The copy was purchased by the vendor some years ago from a leading Dublin book-dealer. Most of the other intact copies are stored in museums and other cultural institutions.

George Mealy, director of Fonsie Mealy auctioneers, said: “There can be no more desirable document for persons and institutions with an interest in modern Irish history. Copies in good condition are few and far between and we are pleased and privileged to offer this excellent example.”

The copy sold had some tears and repairs, including minor loss to the periphery text fading at the edges.

Other copies of the 1916 Irish Proclamation have made between €190,000 and €420,000 over the past seven years.

Meanwhile, a blackthorn shillelagh that belonged to Irish revolutionary Michael Collins was sold at auction for €4,000.

Lot 577, “The Big Fella’s Shillelagh”, was almost 18 inches in length, between one and two inches in thickness and pierced for hanging.

The stick was reportedly given by Collins’ niece to Dr John Nesfield, based in the UK, who later gifted it to Dominic Collins in Co Wicklow.
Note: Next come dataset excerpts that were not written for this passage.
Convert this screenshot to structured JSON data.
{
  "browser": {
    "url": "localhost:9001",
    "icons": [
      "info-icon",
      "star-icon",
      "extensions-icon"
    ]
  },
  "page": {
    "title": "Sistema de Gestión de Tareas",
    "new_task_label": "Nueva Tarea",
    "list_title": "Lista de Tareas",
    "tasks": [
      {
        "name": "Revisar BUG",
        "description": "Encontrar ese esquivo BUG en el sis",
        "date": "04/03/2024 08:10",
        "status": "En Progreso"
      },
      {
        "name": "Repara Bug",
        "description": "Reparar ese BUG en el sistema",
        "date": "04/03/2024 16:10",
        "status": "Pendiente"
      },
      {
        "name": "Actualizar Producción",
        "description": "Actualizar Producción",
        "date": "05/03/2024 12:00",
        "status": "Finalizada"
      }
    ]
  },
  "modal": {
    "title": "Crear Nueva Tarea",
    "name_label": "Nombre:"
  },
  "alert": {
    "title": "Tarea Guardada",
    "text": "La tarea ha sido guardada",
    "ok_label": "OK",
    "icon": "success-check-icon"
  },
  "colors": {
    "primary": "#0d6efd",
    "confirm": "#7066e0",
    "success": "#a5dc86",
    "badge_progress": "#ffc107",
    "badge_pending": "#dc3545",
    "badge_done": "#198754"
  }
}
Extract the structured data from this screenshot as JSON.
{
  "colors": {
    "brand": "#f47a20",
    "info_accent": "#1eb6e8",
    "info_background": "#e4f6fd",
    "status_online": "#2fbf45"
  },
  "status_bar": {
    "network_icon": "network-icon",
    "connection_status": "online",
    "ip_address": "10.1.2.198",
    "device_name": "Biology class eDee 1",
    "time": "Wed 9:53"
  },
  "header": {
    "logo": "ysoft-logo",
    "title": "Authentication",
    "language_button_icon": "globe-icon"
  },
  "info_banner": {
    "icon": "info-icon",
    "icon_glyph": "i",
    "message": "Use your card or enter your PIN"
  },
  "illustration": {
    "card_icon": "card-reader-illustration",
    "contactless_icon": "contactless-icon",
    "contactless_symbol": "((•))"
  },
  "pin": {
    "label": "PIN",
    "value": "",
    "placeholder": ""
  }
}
The 100th anniversary of the Irish revolutionary’s assassination was marked last August.

Other memorabilia relating to Collins included a file of letters and drafts concerning the appointment of a Supervisor or Registrar of Friendly Societies for Dáil Éireann, from September/October 1921 which sold for €3,200.

Lot 584, consisting of two pages of typescript with manuscript notes in the hand of Collins, also sold for €3,200. Mr Mealy said the pages were marked in pencil, Copy / For Official Auditor, and listed “various accounts, allocations, including Truce Negotiations accounts, Delegation accounts, etc”.

Collins’ pocket seal, with engraved letters MC (in reverse), made €4,800.

An important file of original unpublished letters detailing the establishment of the Abbey Theatre sold for €11,000.